I remembered today something I recently forgot about art;
I remembered why I learned it in the first place.
Here's what happened: I got lost.
I heard all the things that an "artist" is supposed to do and be,
I heard people praise me and I heard my own criticism in my head.
I heard questions about money and what I do with my time
and it all got twisted around and around until I was drowning and I forgot.
"I'm not an artist," I said.
"Why not?" My sister asked, "Don't you create art?"
"I hope so. But I'm not an artist."
I couldn't explain why
I'm not comfortable being called that.
Like for the longest time I wasn't comfortable hearing my own name.

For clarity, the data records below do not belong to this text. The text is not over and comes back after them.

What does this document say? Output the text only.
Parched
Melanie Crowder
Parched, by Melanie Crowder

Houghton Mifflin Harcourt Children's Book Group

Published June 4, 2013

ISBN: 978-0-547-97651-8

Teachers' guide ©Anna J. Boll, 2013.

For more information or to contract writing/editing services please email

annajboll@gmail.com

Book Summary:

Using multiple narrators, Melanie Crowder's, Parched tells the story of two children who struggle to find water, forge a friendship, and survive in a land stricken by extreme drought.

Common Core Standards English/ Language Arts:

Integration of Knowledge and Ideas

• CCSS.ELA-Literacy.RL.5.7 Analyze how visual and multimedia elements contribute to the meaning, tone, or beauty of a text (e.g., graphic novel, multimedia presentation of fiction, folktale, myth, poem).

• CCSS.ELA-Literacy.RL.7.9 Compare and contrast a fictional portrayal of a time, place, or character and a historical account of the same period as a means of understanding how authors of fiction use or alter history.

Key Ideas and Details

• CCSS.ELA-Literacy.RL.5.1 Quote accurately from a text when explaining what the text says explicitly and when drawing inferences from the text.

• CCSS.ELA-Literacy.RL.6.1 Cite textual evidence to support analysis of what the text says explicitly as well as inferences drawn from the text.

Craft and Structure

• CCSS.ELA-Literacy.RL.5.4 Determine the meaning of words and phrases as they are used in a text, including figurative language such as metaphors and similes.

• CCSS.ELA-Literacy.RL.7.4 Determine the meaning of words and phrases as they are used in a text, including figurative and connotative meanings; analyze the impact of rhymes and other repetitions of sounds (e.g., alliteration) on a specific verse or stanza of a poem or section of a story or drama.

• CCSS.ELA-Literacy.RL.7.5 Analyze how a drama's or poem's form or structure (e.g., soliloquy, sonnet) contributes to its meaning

"I am not an artist," I say.
I don't know what I am,
but I don't strive for perfection.
I don't yearn to create something new.
"There is so much here already, that we don't understand. What new thing could I possibly come up with? And why? What would it add?"
It's not a criticism.
Some people create things that are new
and pieced together perfectly.
But not me...
I'm not an artist.
So why did I learn it in the first place...
How to write...
How to draw...
How to dream...
... If I'm not an artist.
I remember again like I have in the past,
That I learned to write because I couldn't speak,
I learned to draw because words couldn't describe
The images that danced like ghosts in my mind.
I don't want to create, to make something new;
There's something I'm saying...
I want to tell you.
Only words sometimes fail me,
Hell, images do too.
I just want to share what's inside me
So please, Listen.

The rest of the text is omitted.